CUDA still hangs!

Questions and Answers : GPU applications : CUDA still hangs!
Message board moderation

To post messages, you must log in.

AuthorMessage
Profile Alex

Send message
Joined: 9 Oct 00
Posts: 13
Credit: 3,766,221
RAC: 0
United States
Message 892269 - Posted: 7 May 2009, 12:20:13 UTC

Hey all. I've been getting CUDA tasks that hang randomly until I either suspend and restart them (and BOINC) or abort them completely. I've gone through the forums and I thought I had the problem fixed, but it seems to be doing it again. I was hoping someone could look at my app_info file and let me know if I'm using the wrong apps, and what I'm doing wrong. Thanks, I really appreciate any help you can give!

Machine specs:
Phenom 8450 - Triple-core
2GB RAM
9600 GT 512MB
Windows XP SP2 32bit

<app_info>
<app>
<name>astropulse</name>
</app>
<file_info>
<name>ap_5.00r103_SSE3.exe</name>
<executable/>
</file_info>
<app_version>
<app_name>astropulse</app_name>
<version_num>500</version_num>
<flops>5633505003</flops>
<file_ref>
<file_name>ap_5.00r103_SSE3.exe</file_name>
<main_program/>
</file_ref>
</app_version>

<app>
<name>astropulse_v5</name>
</app>
<file_info>
<name>ap_5.03r112_SSE3.exe</name>
<executable/>
</file_info>
<app_version>
<app_name>astropulse_v5</app_name>
<version_num>503</version_num>
<flops>6509828003</flops>
<file_ref>
<file_name>ap_5.03r112_SSE3.exe</file_name>
<main_program/>
</file_ref>
</app_version>

<app>
<name>setiathome_enhanced</name>
</app>
<file_info>
<name>AK_v8_win_SSE3.exe</name>
<executable/>
</file_info>
<file_info>
<name>MB_6.08_mod_CUDA_V11_NoPerfLog.exe</name>
<executable/>
</file_info>
<file_info>
<name>cudart.dll</name>
<executable/>
</file_info>
<file_info>
<name>cufft.dll</name>
<executable/>
</file_info>
<file_info>
<name>libfftw3f-3-1-1a_upx.dll</name>
<executable/>
</file_info>
<app_version>
<app_name>setiathome_enhanced</app_name>
<version_num>603</version_num>
<platform>windows_intelx86</platform>
<flops>4381615002</flops>
<file_ref>
<file_name>AK_v8_win_SSE3.exe</file_name>
<main_program/>
</file_ref>
</app_version>

<app_version>
<app_name>setiathome_enhanced</app_name>
<version_num>608</version_num>
<platform>windows_intelx86</platform>
<avg_ncpus>0.127970</avg_ncpus>
<max_ncpus>0.127970</max_ncpus>
<flops>7400000000</flops>
<plan_class>cuda</plan_class>
<file_ref>
<file_name>MB_6.08_mod_CUDA_V11_NoPerfLog.exe</file_name>
<main_program/>
</file_ref>
<file_ref>
<file_name>cudart.dll</file_name>
</file_ref>
<file_ref>
<file_name>cufft.dll</file_name>
</file_ref>
<file_ref>
<file_name>libfftw3f-3-1-1a_upx.dll</file_name>
</file_ref>
<coproc>
<type>CUDA</type>
<count>1</count>
</coproc>
</app_version>
</app_info>
ID: 892269 · Report as offensive
Default
Avatar

Send message
Joined: 23 Aug 08
Posts: 50
Credit: 2,222,384
RAC: 0
United States
Message 892479 - Posted: 7 May 2009, 22:58:16 UTC - in response to Message 892269.  

Alex,
Have you looked at the hardware side of things yet?

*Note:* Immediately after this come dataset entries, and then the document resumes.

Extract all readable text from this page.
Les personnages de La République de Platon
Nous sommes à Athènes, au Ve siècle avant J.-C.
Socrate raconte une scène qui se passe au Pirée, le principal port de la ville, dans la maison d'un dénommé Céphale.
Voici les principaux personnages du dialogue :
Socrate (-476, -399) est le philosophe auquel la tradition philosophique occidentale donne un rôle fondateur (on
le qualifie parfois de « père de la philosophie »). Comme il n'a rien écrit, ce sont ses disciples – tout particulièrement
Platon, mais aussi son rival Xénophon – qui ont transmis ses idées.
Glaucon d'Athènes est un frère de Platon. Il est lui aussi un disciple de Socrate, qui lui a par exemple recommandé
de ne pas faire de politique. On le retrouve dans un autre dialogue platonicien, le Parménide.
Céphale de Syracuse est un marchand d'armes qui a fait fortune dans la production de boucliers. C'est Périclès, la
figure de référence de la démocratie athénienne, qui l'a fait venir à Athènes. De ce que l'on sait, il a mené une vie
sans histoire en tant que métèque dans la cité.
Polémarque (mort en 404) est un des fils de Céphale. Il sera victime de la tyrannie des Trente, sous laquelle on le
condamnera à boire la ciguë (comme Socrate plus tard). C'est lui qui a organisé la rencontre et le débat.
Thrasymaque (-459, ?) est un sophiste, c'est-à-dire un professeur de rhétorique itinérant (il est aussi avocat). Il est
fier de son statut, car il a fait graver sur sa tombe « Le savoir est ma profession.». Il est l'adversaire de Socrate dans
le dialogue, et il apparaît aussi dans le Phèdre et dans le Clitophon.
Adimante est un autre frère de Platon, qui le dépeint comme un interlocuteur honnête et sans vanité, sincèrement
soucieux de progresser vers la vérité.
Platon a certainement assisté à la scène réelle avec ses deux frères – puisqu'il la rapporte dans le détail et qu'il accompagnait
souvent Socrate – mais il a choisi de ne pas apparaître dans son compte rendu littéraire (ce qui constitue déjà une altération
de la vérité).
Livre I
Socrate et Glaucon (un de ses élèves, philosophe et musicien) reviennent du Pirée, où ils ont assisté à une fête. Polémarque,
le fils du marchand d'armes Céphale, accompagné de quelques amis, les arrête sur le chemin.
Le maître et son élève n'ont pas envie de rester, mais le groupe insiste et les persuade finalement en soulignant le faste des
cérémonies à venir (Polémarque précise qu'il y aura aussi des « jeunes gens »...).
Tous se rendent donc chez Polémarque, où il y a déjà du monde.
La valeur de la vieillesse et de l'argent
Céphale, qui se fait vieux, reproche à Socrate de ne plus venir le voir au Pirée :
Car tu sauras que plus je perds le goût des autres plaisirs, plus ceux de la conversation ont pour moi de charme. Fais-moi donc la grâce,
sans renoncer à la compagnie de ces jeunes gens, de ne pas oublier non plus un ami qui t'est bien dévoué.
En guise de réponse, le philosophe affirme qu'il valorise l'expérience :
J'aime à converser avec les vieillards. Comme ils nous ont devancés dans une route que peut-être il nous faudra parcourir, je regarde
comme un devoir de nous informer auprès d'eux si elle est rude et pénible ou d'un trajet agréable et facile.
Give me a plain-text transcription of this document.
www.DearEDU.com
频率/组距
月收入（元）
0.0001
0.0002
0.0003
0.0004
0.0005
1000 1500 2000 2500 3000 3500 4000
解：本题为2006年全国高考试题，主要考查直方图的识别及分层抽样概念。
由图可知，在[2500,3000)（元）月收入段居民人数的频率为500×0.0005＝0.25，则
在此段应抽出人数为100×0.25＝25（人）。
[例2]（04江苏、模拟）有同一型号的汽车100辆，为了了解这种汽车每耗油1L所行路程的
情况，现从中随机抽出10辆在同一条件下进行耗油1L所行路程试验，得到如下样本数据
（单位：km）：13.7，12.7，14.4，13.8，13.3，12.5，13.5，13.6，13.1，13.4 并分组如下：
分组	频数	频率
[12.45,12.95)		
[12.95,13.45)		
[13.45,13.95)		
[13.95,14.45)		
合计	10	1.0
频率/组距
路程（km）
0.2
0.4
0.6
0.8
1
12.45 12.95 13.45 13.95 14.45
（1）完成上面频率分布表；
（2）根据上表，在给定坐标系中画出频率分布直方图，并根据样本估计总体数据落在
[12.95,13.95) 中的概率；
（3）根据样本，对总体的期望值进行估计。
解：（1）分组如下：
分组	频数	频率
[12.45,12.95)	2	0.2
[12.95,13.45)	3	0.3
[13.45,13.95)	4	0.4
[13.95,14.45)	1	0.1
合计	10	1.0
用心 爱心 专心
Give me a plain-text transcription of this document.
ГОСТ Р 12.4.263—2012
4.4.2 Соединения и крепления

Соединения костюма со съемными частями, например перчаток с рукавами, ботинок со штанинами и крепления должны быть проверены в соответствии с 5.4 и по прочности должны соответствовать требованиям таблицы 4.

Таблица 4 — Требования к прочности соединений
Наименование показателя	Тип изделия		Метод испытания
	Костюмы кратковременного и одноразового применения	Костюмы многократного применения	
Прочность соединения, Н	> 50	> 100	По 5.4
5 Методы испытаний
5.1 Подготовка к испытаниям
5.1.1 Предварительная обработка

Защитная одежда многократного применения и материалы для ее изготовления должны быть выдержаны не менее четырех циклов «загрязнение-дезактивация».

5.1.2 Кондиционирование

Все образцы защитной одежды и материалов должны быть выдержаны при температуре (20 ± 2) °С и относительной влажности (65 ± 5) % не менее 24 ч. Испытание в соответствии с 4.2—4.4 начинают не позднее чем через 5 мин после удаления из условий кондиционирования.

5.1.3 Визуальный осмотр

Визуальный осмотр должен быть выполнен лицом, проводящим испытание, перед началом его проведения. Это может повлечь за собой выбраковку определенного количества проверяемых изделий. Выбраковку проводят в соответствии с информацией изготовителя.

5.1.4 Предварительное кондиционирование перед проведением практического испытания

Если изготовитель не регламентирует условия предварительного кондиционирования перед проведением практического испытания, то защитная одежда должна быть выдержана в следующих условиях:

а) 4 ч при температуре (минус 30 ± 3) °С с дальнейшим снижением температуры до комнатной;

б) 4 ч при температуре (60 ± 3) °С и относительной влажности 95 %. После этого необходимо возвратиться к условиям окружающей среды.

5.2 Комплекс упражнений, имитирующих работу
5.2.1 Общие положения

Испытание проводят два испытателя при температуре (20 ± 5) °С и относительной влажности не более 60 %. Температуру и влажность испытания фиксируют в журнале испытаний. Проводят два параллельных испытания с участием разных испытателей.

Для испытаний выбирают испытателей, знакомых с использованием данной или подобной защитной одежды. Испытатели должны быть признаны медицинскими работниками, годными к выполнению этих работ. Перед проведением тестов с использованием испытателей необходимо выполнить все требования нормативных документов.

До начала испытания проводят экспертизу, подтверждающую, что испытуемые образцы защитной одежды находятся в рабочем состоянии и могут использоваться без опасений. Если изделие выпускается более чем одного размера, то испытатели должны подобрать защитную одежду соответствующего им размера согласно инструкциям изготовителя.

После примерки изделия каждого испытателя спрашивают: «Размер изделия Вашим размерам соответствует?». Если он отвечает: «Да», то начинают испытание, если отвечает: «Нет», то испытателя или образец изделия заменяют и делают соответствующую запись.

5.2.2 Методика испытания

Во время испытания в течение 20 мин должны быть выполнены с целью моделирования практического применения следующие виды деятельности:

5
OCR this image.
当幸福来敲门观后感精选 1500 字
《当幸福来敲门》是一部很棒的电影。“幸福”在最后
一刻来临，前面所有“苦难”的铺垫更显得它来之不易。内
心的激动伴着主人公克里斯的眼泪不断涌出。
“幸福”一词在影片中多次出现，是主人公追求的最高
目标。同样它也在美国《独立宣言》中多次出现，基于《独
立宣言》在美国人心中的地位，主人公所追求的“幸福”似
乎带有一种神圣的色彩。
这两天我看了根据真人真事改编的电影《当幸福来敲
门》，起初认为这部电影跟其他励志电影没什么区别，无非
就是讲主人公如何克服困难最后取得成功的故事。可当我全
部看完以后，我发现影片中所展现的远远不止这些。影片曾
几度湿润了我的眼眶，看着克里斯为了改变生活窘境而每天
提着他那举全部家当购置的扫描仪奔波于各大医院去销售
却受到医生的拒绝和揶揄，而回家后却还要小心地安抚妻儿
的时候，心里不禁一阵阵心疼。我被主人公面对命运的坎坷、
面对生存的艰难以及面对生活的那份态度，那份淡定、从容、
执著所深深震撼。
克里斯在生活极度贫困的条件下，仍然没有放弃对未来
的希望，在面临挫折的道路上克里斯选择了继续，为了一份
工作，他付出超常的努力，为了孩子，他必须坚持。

Open your taskmanager with BOINC running and see what percentage your CPU cores are running at and also how much available memory you have. This can be changed in "Preferences". 2 Gb's of RAM may not be adequate for a three or four core CPU with a lot of other processes running, especially under Vista. Also, check you fan speed and temperature of your GPU using Nvidia Ntune or Rivatuner. I run my GPU fans at 100 percent all the time. You might also try unchecking the box in preferences that allows GPU work while the computer is in use.
ID: 892479 · Report as offensive
Profile Alex

Send message
Joined: 9 Oct 00
Posts: 13
Credit: 3,766,221
RAC: 0
United States
Message 892608 - Posted: 8 May 2009, 5:25:11 UTC - in response to Message 892479.  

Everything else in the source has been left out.